またしても拙攻、拙守、拙走…ミスのオンパレード。
「よく勝てた」
と、仏頂面の金本監督は試合後、ミス連発のゲーム展開に怒りをにじませた。初回無死一、二塁から、糸井が放った右翼への大飛球で二塁走者・高山がタッチアップできなかった。
「もうそれは言うに値しません」
3回には重盗を試みた二塁走者・西岡が途中でストップし、ついて行った一塁走者・糸井が捕手からの一塁送球で憤死。5回には二死一塁から、ロサリオが放った右中間フェンス直撃の打球で本塁に生還できず、
「剛があそこで止まるなんて予測がつかないし。責められないですね。でも、ロサリオの当たりで糸井は返ってこないと」
「当たり前のことを、当たり前にやる」と、テーマを掲げていた金本監督。勝ったとはいえ、それができなかっただけに怒りは収まらない。

○<阪神4-3広島>◇10日◇甲子園

● <阪神7-9中日>◇8日◇京セラドーム大阪

■ 押し出し、暴投、投内連係…、守乱からの自滅。逆転負けで、今季2度目のカード負け越しを喫した。投手陣全体で7四死球。先発・能見は自身の失策響き、5失点降板。4回1/3、5失点(自責点1)でマウンドを降りた。今季初めての登板で、課題を残す結果となった。また、昨季、抜群の安定感を誇った中継ぎ陣。僅差での登板で、過酷な状況が続いているが、桑原、岩崎、マテオに1つずつ黒星がついている。

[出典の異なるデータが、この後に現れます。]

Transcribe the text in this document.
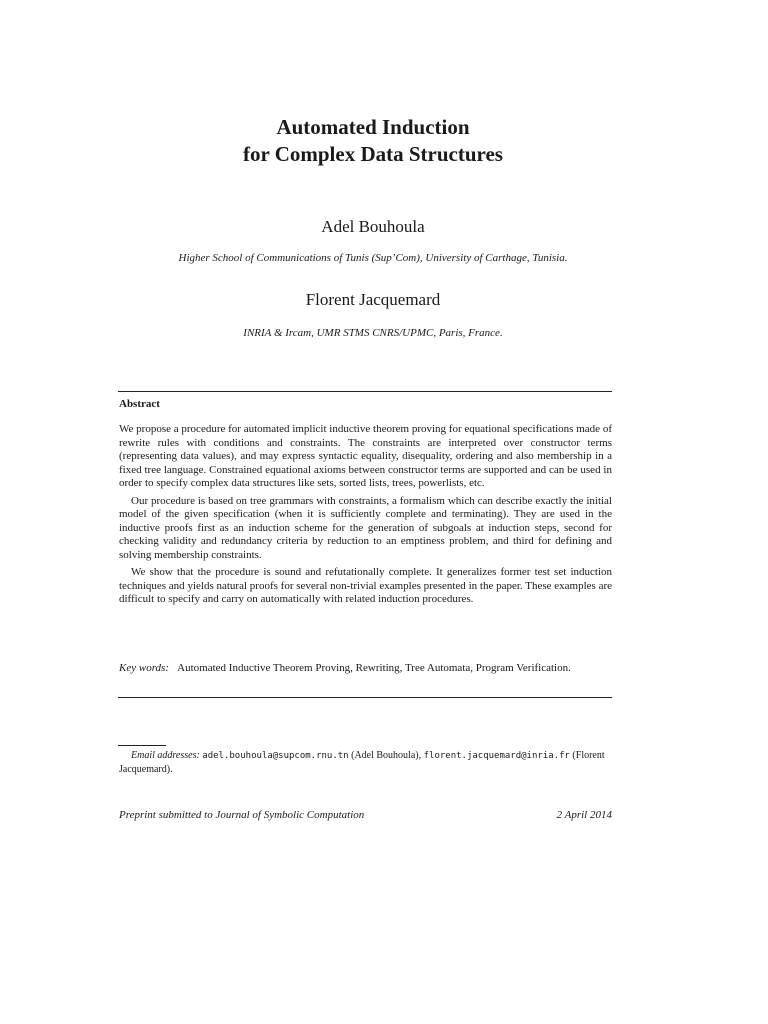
Automated Induction
for Complex Data Structures
Adel Bouhoula
Higher School of Communications of Tunis (Sup’Com), University of Carthage, Tunisia.
Florent Jacquemard
INRIA & Ircam, UMR STMS CNRS/UPMC, Paris, France.
Abstract

We propose a procedure for automated implicit inductive theorem proving for equational specifications made of rewrite rules with conditions and constraints. The constraints are interpreted over constructor terms (representing data values), and may express syntactic equality, disequality, ordering and also membership in a fixed tree language. Constrained equational axioms between constructor terms are supported and can be used in order to specify complex data structures like sets, sorted lists, trees, powerlists, etc.

Our procedure is based on tree grammars with constraints, a formalism which can describe exactly the initial model of the given specification (when it is sufficiently complete and terminating). They are used in the inductive proofs first as an induction scheme for the generation of subgoals at induction steps, second for checking validity and redundancy criteria by reduction to an emptiness problem, and third for defining and solving membership constraints.

We show that the procedure is sound and refutationally complete. It generalizes former test set induction techniques and yields natural proofs for several non-trivial examples presented in the paper. These examples are difficult to specify and carry on automatically with related induction procedures.

Key words: Automated Inductive Theorem Proving, Rewriting, Tree Automata, Program Verification.
Email addresses: adel.bouhoula@supcom.rnu.tn (Adel Bouhoula), florent.jacquemard@inria.fr (Florent Jacquemard).
Preprint submitted to Journal of Symbolic Computation	2 April 2014
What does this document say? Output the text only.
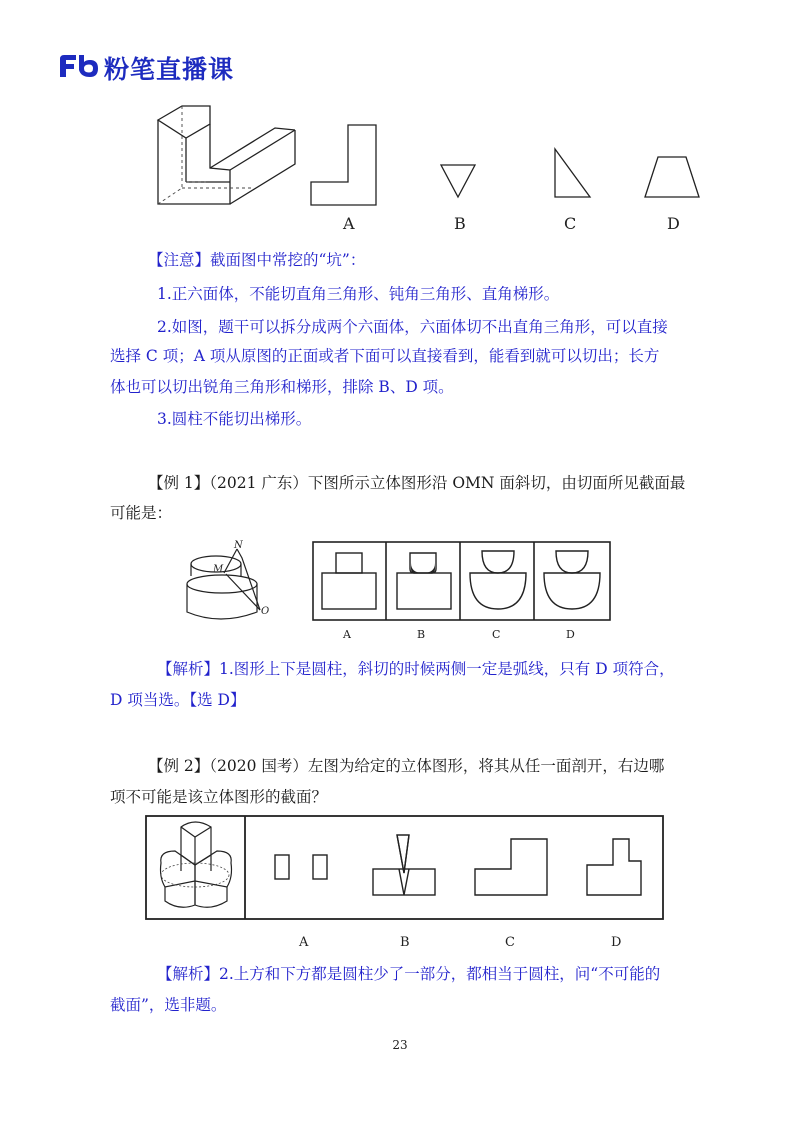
粉笔直播课
A	B	C	D
【注意】截面图中常挖的“坑”：
1.正六面体，不能切直角三角形、钝角三角形、直角梯形。
2.如图，题干可以拆分成两个六面体，六面体切不出直角三角形，可以直接
选择 C 项；A 项从原图的正面或者下面可以直接看到，能看到就可以切出；长方
体也可以切出锐角三角形和梯形，排除 B、D 项。
3.圆柱不能切出梯形。
【例 1】（2021 广东）下图所示立体图形沿 OMN 面斜切，由切面所见截面最
可能是：
N
M
O
A	B	C	D
【解析】1.图形上下是圆柱，斜切的时候两侧一定是弧线，只有 D 项符合，
D 项当选。【选 D】
【例 2】（2020 国考）左图为给定的立体图形，将其从任一面剖开，右边哪
项不可能是该立体图形的截面？
A	B	C	D
【解析】2.上方和下方都是圆柱少了一部分，都相当于圆柱，问“不可能的
截面”，选非题。
23
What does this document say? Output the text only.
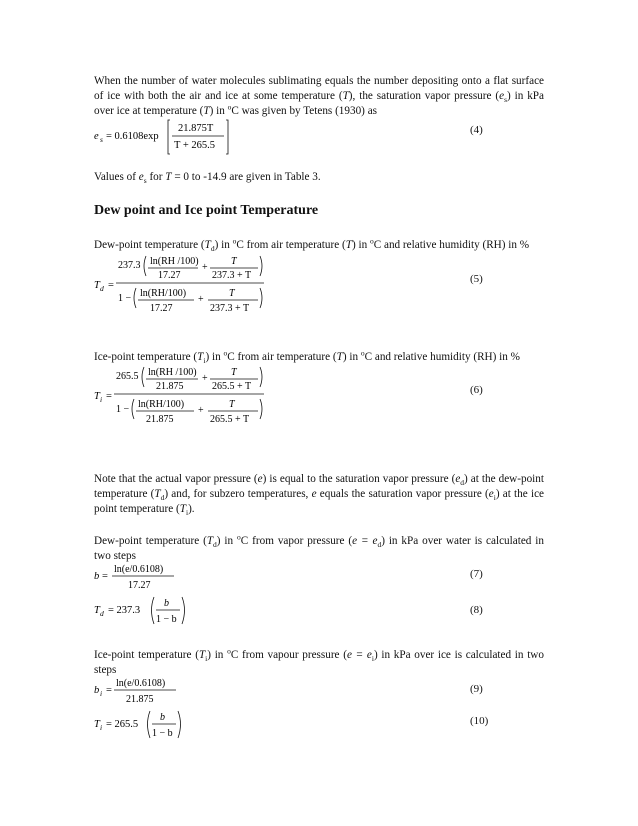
When the number of water molecules sublimating equals the number depositing onto a flat surface of ice with both the air and ice at some temperature (T), the saturation vapor pressure $(e_s)$ in kPa over ice at temperature (T) in $^o$C was given by Tetens (1930) as
e s = 0.6108exp
21.875T
T + 265.5
(4)
Values of $e_s$ for T = 0 to -14.9 are given in Table 3.
Dew point and Ice point Temperature
Dew-point temperature $(T_d)$ in $^o$C from air temperature (T) in $^o$C and relative humidity (RH) in %
T d =
237.3 ln(RH /100)
17.27
+
T
237.3 + T
1 − ln(RH/100)
17.27
+
T
237.3 + T
(5)
Ice-point temperature $(T_i)$ in $^o$C from air temperature (T) in $^o$C and relative humidity (RH) in %
T i =
265.5 ln(RH /100)
21.875
+
T
265.5 + T
1 − ln(RH/100)
21.875
+
T
265.5 + T
(6)
Note that the actual vapor pressure (e) is equal to the saturation vapor pressure $(e_d)$ at the dew-point temperature $(T_d)$ and, for subzero temperatures, e equals the saturation vapor pressure $(e_i)$ at the ice point temperature $(T_i)$.
Dew-point temperature $(T_d)$ in $^o$C from vapor pressure $(e = e_d)$ in kPa over water is calculated in two steps
b =
ln(e/0.6108)
17.27
(7)
T d = 237.3
b
1 − b
(8)
Ice-point temperature $(T_i)$ in $^o$C from vapour pressure $(e = e_i)$ in kPa over ice is calculated in two steps
b i =
ln(e/0.6108)
21.875
(9)
T i = 265.5
b
1 − b
(10)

序盤から球威抜群で、打者の内角を積極的に突いた。4回までは、1失点。暗転したのは5回だ。一死後、一塁へのゴロでベースカバーに入ったが、転倒し、ロサリオからの送球を捕れずに失策を犯してしまう。ここから連打、四球を与えて降板。2番手石崎も頭部死球で危険球退場など、3四死球でこの回4点を失った。能見は、
「捕らないといけない。試合のなかので、何とか落とさないようにしたんですけど…」
と振り返った。(※能見、抹消/9日公示、DeNAから加入の右腕・尾仲が一軍に昇格する見通し)

だが、意地を見せたのは7回だ。高山、西岡、ロサリオと3本の適時打を集中させて同点に追いつくと、大山が押し出し四球。打者11人の猛攻で一挙5点を奪い、一時勝ち越しに成功した。流れを引き寄せたかに見えたが、続く8回に登板したマテオが誤算だった。

連続四球と、遊撃内野安打で無死満塁。一、二塁間を破られ、2点適時打であっさりと再逆転を許した。さらに2点適時打を浴び、この回4点を失った。